At a macroscopic level, society produces and maintains these counter-factual expectations in spite of disappointments. In keeping experience at arm's length, one inhabits paradox: his observations are both protected from the vulnerability of true exposure and prohibited from the steady fortification of certainty. Maintaining unfulfilled expectations made in this state (to refuse to learn from facts) disables the utility of shared knowledge and of society’s role in human progress outright. More damaging still, communication of this intention uses the symbols of normativity. The cost incurred by this process is a shifted import of understanding--beliefs fall under a pathology, one does not need to have possessed a disease to know it's bad for him. In hindsight, the political turmoil present in this country was laughably foreseeable. I can look at a photo of my grandparents’ house and find a memory, but the peace formed in that transaction requires a great cache of exploits to which the signifier can call back to; it is not a commodity that can be produced solely as an object of its own recounting.

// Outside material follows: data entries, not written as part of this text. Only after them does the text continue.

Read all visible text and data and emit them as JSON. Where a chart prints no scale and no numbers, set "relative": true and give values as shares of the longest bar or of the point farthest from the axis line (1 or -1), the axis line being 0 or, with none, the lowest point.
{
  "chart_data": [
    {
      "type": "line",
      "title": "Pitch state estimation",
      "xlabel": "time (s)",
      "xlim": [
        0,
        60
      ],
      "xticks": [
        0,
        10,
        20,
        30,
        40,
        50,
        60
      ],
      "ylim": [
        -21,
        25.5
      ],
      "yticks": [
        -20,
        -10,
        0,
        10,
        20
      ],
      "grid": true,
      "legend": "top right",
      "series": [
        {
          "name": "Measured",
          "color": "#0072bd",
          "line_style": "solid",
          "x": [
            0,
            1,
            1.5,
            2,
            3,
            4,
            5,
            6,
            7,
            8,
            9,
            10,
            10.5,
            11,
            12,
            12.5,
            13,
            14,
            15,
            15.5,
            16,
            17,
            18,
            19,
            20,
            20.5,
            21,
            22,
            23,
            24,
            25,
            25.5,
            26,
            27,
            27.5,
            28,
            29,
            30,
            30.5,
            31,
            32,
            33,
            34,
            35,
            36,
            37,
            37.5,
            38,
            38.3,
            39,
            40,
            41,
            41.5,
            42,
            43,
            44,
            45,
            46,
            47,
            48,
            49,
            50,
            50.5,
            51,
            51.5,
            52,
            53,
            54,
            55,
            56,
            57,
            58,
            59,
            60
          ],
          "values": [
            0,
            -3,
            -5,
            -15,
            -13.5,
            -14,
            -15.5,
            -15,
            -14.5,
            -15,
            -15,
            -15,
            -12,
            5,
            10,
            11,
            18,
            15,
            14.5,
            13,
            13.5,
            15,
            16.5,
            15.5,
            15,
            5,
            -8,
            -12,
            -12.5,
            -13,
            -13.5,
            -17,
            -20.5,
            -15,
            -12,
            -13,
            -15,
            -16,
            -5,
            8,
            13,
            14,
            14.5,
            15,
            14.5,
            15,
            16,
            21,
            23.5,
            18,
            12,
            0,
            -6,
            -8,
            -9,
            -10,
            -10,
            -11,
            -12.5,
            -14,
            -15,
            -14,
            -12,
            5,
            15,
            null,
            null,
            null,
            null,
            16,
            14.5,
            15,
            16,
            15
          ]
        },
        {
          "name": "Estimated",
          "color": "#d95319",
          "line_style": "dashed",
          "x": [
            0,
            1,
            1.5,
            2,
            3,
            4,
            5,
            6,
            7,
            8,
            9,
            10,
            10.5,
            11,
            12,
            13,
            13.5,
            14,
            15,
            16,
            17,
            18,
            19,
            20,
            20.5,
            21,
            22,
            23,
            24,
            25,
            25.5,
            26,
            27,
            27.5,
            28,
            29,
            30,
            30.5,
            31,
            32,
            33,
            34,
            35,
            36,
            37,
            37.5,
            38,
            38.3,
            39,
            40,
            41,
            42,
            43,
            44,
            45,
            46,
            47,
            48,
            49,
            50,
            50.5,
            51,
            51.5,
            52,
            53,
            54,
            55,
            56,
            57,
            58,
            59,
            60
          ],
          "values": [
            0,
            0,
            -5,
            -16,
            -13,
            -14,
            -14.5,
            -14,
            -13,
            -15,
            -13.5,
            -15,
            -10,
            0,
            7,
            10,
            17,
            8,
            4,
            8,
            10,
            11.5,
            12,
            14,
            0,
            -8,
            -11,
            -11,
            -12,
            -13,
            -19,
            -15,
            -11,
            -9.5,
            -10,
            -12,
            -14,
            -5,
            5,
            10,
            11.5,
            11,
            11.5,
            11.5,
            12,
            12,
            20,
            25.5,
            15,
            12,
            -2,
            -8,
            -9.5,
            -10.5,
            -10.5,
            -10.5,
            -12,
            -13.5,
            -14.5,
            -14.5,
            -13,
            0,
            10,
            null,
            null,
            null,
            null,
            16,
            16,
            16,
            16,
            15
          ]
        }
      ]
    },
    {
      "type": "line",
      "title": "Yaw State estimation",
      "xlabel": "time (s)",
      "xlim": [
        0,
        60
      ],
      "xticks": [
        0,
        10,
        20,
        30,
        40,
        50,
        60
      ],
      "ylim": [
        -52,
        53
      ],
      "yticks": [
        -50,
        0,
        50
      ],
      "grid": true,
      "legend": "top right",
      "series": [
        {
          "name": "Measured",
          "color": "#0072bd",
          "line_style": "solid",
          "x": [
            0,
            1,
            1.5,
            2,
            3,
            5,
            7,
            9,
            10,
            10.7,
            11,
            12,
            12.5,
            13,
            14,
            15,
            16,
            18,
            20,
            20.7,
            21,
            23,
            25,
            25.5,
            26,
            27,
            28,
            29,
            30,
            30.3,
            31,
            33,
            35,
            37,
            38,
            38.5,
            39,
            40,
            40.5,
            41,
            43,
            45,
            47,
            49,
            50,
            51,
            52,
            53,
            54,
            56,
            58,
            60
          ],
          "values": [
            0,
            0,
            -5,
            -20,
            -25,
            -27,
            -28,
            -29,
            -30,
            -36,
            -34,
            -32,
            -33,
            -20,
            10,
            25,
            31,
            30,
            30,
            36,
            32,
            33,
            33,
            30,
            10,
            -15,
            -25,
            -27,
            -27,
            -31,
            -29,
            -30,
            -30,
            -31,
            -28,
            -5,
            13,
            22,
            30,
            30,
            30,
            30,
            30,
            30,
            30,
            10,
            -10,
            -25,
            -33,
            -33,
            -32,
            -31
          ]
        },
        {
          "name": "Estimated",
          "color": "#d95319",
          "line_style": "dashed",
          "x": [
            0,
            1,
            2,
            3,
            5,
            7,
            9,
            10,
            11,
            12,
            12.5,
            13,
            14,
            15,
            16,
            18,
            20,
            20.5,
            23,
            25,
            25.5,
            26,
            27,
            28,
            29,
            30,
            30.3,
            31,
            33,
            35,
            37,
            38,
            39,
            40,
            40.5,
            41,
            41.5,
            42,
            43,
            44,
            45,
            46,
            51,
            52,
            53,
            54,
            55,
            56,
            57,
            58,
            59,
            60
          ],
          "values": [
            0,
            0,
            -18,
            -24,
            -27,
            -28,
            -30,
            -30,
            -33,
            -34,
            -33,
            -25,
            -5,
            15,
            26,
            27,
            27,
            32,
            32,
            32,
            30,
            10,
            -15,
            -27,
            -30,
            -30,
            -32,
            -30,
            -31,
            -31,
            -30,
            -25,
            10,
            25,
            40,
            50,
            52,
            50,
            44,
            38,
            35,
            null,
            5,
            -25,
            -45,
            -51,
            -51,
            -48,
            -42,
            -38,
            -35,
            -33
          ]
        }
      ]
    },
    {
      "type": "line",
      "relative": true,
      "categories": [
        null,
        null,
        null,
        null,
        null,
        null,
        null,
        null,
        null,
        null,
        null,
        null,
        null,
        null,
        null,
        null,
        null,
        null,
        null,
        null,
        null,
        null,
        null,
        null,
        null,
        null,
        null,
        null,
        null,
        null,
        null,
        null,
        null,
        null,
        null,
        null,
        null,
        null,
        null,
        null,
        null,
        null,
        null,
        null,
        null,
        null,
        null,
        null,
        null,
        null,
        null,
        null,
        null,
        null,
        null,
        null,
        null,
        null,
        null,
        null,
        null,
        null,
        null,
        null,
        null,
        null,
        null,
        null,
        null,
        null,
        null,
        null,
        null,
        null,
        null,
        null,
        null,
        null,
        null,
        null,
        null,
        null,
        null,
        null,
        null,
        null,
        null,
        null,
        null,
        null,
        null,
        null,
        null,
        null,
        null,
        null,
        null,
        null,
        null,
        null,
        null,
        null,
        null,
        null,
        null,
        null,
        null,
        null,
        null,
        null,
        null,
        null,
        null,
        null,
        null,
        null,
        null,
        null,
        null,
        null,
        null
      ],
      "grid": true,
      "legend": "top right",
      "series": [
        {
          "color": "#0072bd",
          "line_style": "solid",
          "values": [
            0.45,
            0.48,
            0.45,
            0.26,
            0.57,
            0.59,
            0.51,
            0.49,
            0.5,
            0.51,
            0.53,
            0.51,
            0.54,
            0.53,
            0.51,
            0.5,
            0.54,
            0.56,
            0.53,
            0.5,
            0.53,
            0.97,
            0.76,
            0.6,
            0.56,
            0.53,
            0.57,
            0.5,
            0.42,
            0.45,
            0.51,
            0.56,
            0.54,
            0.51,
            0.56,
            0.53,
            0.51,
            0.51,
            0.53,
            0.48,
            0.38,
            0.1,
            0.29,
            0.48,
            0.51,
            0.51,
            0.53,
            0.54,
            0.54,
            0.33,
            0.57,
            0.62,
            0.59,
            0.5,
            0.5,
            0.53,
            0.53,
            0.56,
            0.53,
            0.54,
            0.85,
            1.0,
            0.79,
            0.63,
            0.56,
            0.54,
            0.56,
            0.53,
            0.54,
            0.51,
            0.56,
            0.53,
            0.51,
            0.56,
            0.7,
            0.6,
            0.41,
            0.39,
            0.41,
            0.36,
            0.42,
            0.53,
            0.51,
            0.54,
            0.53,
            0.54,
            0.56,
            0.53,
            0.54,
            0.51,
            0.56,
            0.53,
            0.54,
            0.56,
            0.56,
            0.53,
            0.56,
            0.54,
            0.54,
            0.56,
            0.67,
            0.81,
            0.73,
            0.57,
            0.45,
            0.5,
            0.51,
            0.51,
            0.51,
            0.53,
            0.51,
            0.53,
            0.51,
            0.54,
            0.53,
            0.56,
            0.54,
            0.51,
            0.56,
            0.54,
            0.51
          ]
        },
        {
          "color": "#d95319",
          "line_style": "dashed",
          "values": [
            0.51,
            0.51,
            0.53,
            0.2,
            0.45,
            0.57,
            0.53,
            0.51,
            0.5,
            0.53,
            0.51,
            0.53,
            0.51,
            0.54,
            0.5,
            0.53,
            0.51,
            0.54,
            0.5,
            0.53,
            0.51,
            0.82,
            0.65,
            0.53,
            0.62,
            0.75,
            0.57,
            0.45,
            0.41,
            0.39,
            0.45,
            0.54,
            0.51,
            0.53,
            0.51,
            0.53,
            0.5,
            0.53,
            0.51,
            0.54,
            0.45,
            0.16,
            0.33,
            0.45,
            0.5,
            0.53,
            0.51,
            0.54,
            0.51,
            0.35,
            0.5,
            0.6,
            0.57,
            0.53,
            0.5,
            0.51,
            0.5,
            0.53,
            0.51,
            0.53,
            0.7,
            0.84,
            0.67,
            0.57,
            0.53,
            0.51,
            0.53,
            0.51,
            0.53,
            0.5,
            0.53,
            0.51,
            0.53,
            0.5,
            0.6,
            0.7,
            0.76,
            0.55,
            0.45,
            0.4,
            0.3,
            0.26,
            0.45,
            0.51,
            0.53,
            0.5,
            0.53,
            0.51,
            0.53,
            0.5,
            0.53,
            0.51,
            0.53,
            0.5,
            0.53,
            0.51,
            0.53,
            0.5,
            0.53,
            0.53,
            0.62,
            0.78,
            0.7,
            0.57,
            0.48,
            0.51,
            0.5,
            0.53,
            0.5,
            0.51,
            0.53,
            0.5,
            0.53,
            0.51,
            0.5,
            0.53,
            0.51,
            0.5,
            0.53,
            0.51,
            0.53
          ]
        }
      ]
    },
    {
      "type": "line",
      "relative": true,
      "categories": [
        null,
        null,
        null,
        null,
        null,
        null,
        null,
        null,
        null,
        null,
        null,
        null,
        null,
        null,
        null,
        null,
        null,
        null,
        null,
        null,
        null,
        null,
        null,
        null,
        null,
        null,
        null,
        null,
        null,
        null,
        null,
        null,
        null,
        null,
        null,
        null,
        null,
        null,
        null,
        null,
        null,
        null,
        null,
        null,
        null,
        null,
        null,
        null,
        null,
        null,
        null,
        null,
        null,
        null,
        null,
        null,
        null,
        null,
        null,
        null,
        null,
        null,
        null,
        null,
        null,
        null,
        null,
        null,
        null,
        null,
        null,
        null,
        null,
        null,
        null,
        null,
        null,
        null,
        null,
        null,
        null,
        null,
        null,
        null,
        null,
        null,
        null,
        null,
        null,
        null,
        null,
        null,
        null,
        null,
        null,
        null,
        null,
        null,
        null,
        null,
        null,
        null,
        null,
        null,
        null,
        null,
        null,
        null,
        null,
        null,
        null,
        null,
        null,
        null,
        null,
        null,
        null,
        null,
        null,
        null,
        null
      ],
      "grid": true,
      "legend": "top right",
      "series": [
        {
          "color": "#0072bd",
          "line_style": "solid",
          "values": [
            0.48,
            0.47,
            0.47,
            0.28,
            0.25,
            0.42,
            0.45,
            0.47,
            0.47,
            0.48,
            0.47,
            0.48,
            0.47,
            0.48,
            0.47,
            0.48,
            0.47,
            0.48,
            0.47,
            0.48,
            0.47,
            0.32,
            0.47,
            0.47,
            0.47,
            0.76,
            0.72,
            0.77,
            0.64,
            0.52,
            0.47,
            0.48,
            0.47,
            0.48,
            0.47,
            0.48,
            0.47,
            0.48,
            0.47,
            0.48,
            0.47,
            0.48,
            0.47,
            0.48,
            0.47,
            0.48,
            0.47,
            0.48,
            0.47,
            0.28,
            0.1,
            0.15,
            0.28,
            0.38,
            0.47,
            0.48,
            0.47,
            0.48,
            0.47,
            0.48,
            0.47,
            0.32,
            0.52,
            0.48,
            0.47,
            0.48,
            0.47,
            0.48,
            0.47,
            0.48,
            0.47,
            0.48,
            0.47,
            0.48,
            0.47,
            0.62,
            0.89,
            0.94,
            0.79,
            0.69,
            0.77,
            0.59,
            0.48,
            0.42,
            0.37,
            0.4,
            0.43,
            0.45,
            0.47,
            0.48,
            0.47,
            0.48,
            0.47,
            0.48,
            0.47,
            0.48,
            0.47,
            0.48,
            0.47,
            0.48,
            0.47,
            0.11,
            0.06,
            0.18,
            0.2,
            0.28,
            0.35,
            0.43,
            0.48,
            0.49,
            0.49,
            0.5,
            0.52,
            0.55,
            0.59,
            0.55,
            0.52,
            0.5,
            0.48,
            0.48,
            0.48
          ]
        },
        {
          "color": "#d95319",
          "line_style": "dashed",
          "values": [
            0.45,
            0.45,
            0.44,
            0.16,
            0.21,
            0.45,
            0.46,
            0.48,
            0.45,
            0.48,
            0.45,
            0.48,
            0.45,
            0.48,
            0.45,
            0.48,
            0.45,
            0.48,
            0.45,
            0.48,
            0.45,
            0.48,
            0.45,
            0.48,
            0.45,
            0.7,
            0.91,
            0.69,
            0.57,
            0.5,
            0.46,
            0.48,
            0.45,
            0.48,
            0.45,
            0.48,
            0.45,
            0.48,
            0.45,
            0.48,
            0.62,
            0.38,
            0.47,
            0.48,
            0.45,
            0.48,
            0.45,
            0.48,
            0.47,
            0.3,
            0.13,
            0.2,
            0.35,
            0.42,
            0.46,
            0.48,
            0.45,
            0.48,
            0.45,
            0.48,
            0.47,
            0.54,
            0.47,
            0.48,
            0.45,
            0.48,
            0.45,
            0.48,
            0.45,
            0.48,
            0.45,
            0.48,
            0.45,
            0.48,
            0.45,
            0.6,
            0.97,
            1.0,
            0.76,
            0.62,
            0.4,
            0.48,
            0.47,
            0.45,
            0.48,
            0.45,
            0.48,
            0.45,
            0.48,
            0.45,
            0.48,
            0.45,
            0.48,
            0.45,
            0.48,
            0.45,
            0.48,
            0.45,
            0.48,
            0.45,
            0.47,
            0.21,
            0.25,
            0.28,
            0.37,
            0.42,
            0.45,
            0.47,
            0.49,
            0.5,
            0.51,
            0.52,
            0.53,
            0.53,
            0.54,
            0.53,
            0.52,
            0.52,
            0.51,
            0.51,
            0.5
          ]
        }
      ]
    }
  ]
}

So what can be done? What is it that I am here to do? In 2016, President Barack Obama laid wreaths at the Hiroshima Peace Memorial with Prime Minister Shinzo Abe of Japan. Following the ceremony, he addressed the crowd: “The scientific revolution that led to the splitting of an atom requires a moral revolution as well.” In the context of the speech, this statement seems to imply that particularly American type of inspiration--the idea that human belief can be submitted, then worked--though I think in isolation it still holds as necessarily true. In the desire to rebel we find the morals that provide our ethics with valence. And in the way this memorial display was an act of rebellion against the very violence that necessitated it, I am pointed toward new behavior by the discovery that even in a profligate and beautiful city, stark apathy will seep into any space it’s allowed, riding the back of unattended humanity, each time gaining ground as we more regularly forget to marvel then and again at the smashing nonchalance of nature. To wander and wonder, this is what I’ve come for--through the belly and bones of this creature, each storefront inside it lit up in the last of a broad sunset strung with gems--hoping that you are as anxious as I am. I will walk like I am wary of collecting dust, forget for now my phone, my plans, my neuroses, and embrace instead a rambling devoid of adjectives, as though the very here and now were becoming a kind of paradise to sit in, listening, largely mindless of the risen, cloudy brilliances above.

What I am able to do? In the act of being consumed, food, as it turns out, is granted two specific powers--the ability to poison, and the ability to nourish. Perhaps concern is helpless here, quite extra; yet, I must believe that if we make the naive gesture, bend and hold the prone man’s head, walk the plank with strangers, we might someday ward off, at all costs, those great wounds that can be knelled dumb by each other’s presence. To patch with brand of love the rank grimace that hangs on forgotten faces. To trim back to shape the poverty that assaults the ego. To provide the mere chance of making harbor through this racketing flux. To taunt others to valor, or at least peace, in re-assuming their names.

As for what I need to know to do so? I have no idea, but I’ll figure it out. In the future everything is absurdly possible. If nothing else, I must remember to live before I speak. The story must be distilled from reality, it cannot just be poured over life like lacquer. Outside my new apartment, a fresh cigarette is lit, a fluent mayday. Through the door, Eva has fallen asleep; tonight the bed is blue and the angels of morphia will soon bear me up to walk among the sleepers. I think of lullabies: bloom about me like night flowers; moon bald and wild look down on me, eye of a little god, with your particular luster and delicate silence. I am silver and exact, he says, round and flat and full of wry advice. There is a dignity to this; there is a formality--such blue currents in the veins of my loved one, the flowers vivid as bandages now, and I am not mystical, just trespassing stupidly, casting with my snares for any intolerable vowels that might enter the woman's heart. Above the roof, clouds steer a burnished drift and the air becomes bright for looking.